The glass transition temperature of the base plate (3) is 50 ° C. or lower.
The first surface layer (5) made of polycarbonate resin is Vicat softened on the other surface of the first base plate (2) while being joined via the elastic joining layer (8) made of epoxy resin. The point is 50 to 90 ° C., and
A laminated transparent plate, which is bonded via a second surface layer (6) made of an acrylic resin having a haze ratio of 1 to 60% at a thickness of 50 μm . 2. A first base plate (2) made of an acrylic resin, and a third base made of a polycarbonate resin on one surface of the first base plate (2).
The base plate (4) is bonded via the first bonding layer (7) made of an acrylic resin, and the second surface made of a polycarbonate resin is attached to the other surface of the third base plate (4).
The base plate (3) is bonded via an elastic bonding layer (8) made of a resin having a glass transition temperature of 50 ° C. or lower, while a polycarbonate-based material is attached to the other surface of the first base plate (2). A laminated transparent plate, characterized in that a first surface layer (5) made of a resin is bonded via a second surface layer (6) made of an acrylic resin. 3. The first base plate (2) comprises 0.1 to 7 multi-layered elastic particles in 100 parts by weight of an acrylic resin.
The laminated transparent plate according to claim 1, which contains 2 parts by weight. 4. The laminated transparent plate according to claim 1, wherein a glass transition temperature of a resin forming the elastic bonding layer (8) is −30 to 40 ° C. 5. The resin forming the elastic bonding layer (8) is an epoxy resin or an acrylic resin.

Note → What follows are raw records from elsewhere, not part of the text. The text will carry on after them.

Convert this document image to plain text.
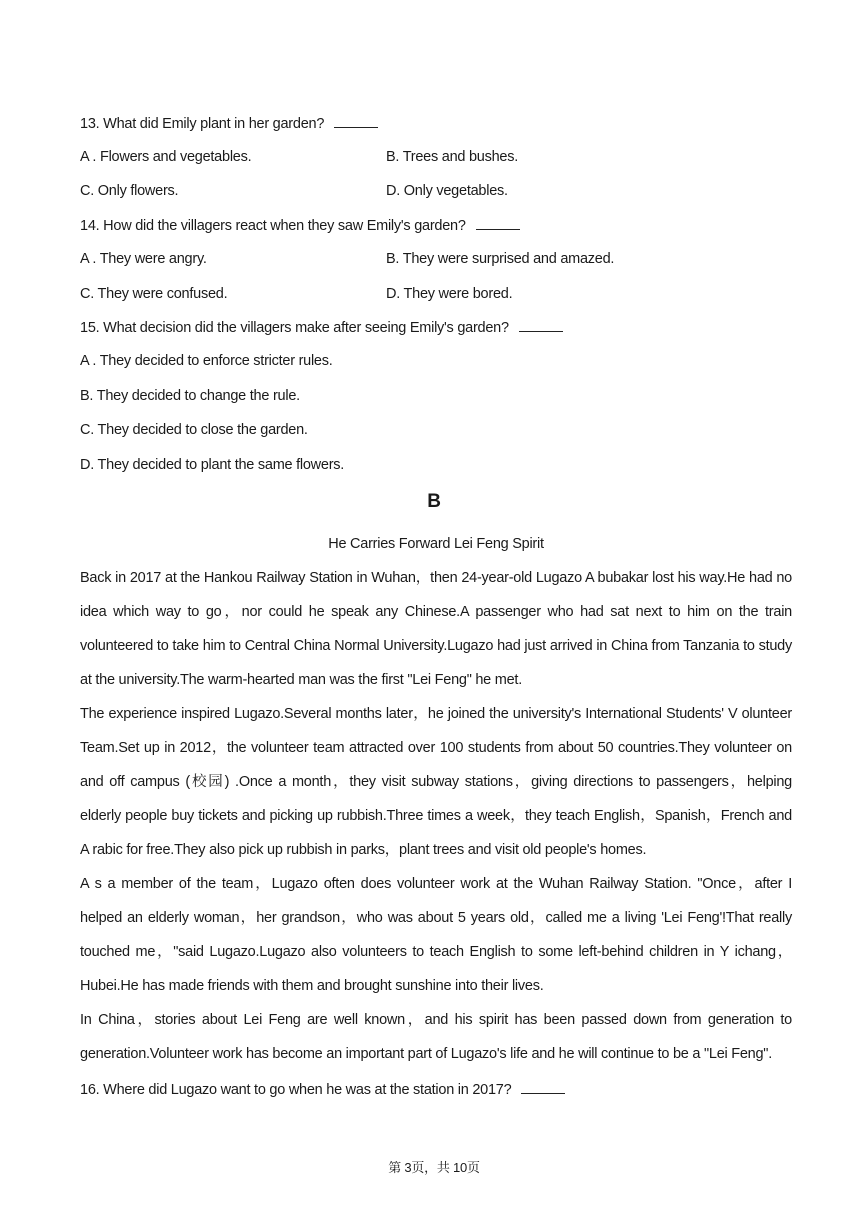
13. What did Emily plant in her garden?
A . Flowers and vegetables.	B. Trees and bushes.
C. Only flowers.	D. Only vegetables.
14. How did the villagers react when they saw Emily's garden?
A . They were angry.	B. They were surprised and amazed.
C. They were confused.	D. They were bored.
15. What decision did the villagers make after seeing Emily's garden?
A . They decided to enforce stricter rules.
B. They decided to change the rule.
C. They decided to close the garden.
D. They decided to plant the same flowers.
B
He Carries Forward Lei Feng Spirit
Back in 2017 at the Hankou Railway Station in Wuhan，then 24-year-old Lugazo A bubakar lost his way.He had no idea which way to go，nor could he speak any Chinese.A passenger who had sat next to him on the train volunteered to take him to Central China Normal University.Lugazo had just arrived in China from Tanzania to study at the university.The warm-hearted man was the first "Lei Feng" he met.
The experience inspired Lugazo.Several months later，he joined the university's International Students' V olunteer Team.Set up in 2012，the volunteer team attracted over 100 students from about 50 countries.They volunteer on and off campus (校园) .Once a month，they visit subway stations，giving directions to passengers，helping elderly people buy tickets and picking up rubbish.Three times a week，they teach English，Spanish，French and A rabic for free.They also pick up rubbish in parks，plant trees and visit old people's homes.
A s a member of the team，Lugazo often does volunteer work at the Wuhan Railway Station. "Once，after I helped an elderly woman，her grandson，who was about 5 years old，called me a living 'Lei Feng'!That really touched me，"said Lugazo.Lugazo also volunteers to teach English to some left-behind children in Y ichang，Hubei.He has made friends with them and brought sunshine into their lives.
In China，stories about Lei Feng are well known，and his spirit has been passed down from generation to generation.Volunteer work has become an important part of Lugazo's life and he will continue to be a "Lei Feng".
16. Where did Lugazo want to go when he was at the station in 2017?
第 3页，共 10页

The laminated transparent plate according to any one of 2 to 4. 6. The resin constituting the elastic bonding layer (8) is a bisphenol type epoxy curing resin.
The laminated transparent plate according to any one of 1 to 4 . 7. The Vicat softening point of the resin constituting the second surface layer (6) is 50 to 90 ° C., and the haze ratio of the resin at a thickness of 50 μm is 1 to 60%.
The laminated transparent plate according to any one of 2 to 6. 8. The thickness of the second surface layer (6) is 10 to 1
It is 000 micrometers, The laminated transparent plate of any one of Claims 1-7. 9. The thickness of the first surface layer (5) is 0.1 to 10.
It is 3 mm, The laminated transparent plate of any one of Claims 1-8. 10. The thickness of the first base plate (2) is 3 to.
The laminated transparent plate according to any one of claims 1 to 9, wherein the second base plate (3) has a thickness of 30 mm and a thickness of 3 to 15 mm. 11. The elastic bonding layer (8) has a thickness of 0.1.
The laminated transparent plate according to any one of claims 1 to 10, having a thickness of 4 mm. 12. The Vicat softening point of the resin constituting the first bonding layer (7) is 50 to 90 ° C., and the haze ratio of the resin at a thickness of 50 μm is 1 to 60%. 11. The laminated transparent plate according to any one of 11 above. 13. The thickness of the first bonding layer (7) is 10 to 10.
It is 1000 micrometers, The laminated transparent plate of any one of Claims 2-12. 14. The third base plate (4) has a thickness of 0.
It is 1-3 mm, The laminated transparent plate of any one of Claims 2-13.